一方、目標とするテストまで比較的時間が空く様であれば、 場所法を使うのが望ましい。2週間後のテスト正解率は、場所方が55%、繰り返し法は0%という結果になったからだ。長期的に見た場合、場所法を用いた方がより少ない労力で復習ができると言える。

記憶術が有効な理論

 以上の根拠から、記憶術の効果についてはわかっていただけたと思うのだが、最後にその理論について説明しておく。

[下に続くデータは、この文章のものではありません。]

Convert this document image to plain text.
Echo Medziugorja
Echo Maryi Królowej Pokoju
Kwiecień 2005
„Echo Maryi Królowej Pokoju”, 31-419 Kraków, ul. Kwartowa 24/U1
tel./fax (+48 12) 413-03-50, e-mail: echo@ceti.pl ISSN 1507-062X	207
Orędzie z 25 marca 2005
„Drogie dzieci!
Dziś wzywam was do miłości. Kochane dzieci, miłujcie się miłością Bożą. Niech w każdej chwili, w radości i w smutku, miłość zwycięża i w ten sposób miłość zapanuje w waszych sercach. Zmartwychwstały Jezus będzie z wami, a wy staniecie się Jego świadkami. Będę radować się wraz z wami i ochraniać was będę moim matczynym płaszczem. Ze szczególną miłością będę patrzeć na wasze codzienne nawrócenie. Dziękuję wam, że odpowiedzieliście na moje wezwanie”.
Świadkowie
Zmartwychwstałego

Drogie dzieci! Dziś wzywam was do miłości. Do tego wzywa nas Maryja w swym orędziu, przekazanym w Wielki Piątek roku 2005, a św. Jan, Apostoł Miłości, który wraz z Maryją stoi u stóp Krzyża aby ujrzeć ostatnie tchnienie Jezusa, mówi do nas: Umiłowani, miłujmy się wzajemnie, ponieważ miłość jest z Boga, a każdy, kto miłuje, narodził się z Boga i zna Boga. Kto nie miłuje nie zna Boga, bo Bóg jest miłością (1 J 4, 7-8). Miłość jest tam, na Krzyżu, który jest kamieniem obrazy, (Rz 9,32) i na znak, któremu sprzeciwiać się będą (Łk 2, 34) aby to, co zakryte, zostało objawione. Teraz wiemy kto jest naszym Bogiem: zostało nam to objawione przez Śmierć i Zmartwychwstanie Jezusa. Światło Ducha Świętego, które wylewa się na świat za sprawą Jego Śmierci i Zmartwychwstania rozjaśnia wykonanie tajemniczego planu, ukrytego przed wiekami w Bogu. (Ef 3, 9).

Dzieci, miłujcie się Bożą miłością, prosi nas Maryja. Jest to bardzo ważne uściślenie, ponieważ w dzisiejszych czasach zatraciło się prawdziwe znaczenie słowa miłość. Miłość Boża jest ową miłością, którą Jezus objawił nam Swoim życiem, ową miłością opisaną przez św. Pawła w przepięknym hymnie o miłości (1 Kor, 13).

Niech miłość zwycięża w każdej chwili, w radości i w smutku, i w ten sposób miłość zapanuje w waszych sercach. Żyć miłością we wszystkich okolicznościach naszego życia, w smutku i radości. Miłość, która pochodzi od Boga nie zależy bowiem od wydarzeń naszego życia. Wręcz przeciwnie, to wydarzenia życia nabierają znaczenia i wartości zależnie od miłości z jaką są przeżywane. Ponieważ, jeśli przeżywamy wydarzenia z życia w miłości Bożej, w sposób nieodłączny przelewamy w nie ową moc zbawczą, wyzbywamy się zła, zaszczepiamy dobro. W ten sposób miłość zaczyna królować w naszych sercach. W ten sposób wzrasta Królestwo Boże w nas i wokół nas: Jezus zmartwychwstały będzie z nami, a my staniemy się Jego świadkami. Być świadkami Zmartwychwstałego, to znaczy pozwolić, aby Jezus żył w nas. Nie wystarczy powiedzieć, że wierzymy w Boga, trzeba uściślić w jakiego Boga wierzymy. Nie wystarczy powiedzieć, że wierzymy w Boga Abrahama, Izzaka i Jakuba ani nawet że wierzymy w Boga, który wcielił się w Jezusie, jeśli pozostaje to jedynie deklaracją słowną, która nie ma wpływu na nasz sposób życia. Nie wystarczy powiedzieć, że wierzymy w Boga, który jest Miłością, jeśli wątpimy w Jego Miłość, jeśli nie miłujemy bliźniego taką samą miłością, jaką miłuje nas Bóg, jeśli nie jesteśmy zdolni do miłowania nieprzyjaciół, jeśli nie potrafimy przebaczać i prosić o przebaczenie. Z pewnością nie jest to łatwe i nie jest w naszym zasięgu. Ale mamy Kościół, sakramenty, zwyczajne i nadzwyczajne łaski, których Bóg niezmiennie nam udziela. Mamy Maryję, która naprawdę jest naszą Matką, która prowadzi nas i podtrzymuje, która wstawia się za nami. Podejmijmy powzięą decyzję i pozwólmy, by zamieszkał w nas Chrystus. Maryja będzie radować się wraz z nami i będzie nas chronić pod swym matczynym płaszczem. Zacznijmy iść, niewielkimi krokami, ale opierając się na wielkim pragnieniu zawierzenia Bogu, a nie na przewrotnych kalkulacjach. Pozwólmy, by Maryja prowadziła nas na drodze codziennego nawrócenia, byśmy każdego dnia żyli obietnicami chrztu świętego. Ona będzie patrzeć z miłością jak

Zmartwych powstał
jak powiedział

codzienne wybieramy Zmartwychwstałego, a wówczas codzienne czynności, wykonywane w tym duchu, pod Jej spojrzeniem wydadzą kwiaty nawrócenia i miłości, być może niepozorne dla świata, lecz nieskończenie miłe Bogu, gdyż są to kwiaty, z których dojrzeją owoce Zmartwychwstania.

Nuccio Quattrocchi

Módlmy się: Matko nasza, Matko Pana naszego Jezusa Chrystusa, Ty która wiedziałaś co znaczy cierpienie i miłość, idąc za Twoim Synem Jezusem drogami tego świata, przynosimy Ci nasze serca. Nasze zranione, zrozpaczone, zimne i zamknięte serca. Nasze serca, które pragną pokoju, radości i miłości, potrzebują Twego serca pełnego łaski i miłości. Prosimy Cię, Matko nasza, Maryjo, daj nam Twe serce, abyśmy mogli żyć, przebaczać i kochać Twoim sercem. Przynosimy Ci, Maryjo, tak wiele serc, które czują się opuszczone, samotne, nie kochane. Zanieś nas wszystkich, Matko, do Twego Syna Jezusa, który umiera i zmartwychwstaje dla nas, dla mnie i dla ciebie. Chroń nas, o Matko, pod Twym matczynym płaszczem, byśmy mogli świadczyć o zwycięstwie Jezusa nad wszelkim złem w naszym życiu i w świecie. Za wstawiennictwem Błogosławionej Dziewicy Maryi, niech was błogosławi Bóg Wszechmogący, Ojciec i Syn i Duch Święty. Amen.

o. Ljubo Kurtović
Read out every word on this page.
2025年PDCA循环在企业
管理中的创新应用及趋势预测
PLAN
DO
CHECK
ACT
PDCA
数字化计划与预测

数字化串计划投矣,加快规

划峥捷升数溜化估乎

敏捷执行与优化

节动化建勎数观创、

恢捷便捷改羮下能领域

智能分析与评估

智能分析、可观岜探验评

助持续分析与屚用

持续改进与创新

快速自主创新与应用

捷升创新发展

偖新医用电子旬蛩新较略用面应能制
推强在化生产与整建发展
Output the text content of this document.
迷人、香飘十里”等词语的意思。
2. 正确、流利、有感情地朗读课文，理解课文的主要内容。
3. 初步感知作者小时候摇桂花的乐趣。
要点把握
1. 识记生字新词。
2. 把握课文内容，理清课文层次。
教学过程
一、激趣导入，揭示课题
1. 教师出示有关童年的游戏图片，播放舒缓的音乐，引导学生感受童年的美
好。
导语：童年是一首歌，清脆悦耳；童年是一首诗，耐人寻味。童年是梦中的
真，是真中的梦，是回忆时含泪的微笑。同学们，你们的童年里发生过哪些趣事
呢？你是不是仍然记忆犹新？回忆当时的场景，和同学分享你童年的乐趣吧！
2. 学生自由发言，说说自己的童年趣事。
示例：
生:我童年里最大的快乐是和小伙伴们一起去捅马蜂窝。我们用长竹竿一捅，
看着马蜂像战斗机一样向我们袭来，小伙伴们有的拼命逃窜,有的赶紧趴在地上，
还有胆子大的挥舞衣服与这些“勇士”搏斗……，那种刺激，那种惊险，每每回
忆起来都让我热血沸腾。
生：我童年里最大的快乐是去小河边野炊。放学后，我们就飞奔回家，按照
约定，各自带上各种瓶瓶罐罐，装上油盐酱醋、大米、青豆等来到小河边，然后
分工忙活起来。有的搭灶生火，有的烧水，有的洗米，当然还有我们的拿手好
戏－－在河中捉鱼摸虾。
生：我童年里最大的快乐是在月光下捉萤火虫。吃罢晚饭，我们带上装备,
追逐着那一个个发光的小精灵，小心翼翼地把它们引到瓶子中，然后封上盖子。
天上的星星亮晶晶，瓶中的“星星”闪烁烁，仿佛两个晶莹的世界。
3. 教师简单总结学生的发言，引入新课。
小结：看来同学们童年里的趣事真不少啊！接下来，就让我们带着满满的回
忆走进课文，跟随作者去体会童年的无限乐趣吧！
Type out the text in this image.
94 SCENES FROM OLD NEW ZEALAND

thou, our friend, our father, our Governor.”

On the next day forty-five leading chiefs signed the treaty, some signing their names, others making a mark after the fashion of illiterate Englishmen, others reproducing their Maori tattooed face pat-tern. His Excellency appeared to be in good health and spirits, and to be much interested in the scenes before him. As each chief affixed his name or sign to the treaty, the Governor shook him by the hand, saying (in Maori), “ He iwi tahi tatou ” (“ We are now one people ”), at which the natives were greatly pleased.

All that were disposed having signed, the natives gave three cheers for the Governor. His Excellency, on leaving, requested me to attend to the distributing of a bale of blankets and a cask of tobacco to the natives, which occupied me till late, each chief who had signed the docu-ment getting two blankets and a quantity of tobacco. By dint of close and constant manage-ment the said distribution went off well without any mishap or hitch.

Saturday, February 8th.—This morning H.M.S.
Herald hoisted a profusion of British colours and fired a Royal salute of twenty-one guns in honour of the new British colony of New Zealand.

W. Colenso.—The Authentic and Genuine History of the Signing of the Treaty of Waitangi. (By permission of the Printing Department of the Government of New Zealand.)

 なので、冒頭で説明した記憶の仕組みについてもう一度確認しておくが、以下の図は、記憶術を使わなかった場合の記憶のプロセスをまとめたものである。①記憶対象Xに注意を向け、②短期記憶で一時的に保持し、③維持リハーサルで長期記憶に移行させ、④必要なときに想起するのである。

記憶術1

一方、記憶術を使った場合、かなり極端にすると、下図の様になる。①記憶対象Xに注意を向け、②長期記憶で保管し、③必要なときに想起するのである。つまり、短期記憶から長期記憶への移行作業をショートカットできる。だから、効率的なのだ。

記憶術2

では、なぜその様なショートカットが可能なのかというと、普通の暗記方法の場合、記憶対象を思い出すために記憶対象Xを覚えようとする。

普通の記憶法

 一方、精緻化を活用した記憶術の場合、長期記憶に保存されている”既存の記憶”に”記憶対象X”を結びつける事で、間接的に”記憶対象X”を思い出そうとする。間接的と言うと、逆に非効率な印象を受けるが、それこそが、記憶の定着率を向上させる鍵になっているのだ。なぜなら、既存の記憶はすでに長期記憶に保管されているため、そこに紐つける事で、長期記憶に引っ張り込まれやすくなると考えられる。例えるなら、リポビタンDのイメージ。崖を登ろうとするときに、自分1人で登ろうとするよりは、誰かに引き上げを手伝ってもらった方が楽ですよね?それと同じ原理です。

引っ張りあげる人⇨既存の記憶

引っ張られる人⇨新しく覚えたい記憶

まとめ

以上、効率的な維持リハーサルの方法と精緻化について説明してきましたが、冒頭に僕が述べたコミットメント、覚えているでしょうか?

以下の3項目でしたね。

①適切な暗記方法および、復習サイクルを理解できている

②記憶術の種類を知り、習得するまでステップが理解できている

③学習を効率化するツールを知る

これらの方法を理解し、運用できれば、最小限の努力で最大の結果を残すことができるはずです。そして、自分が受けるテスト形式や日数に合わせてアレンジを加えてみてください。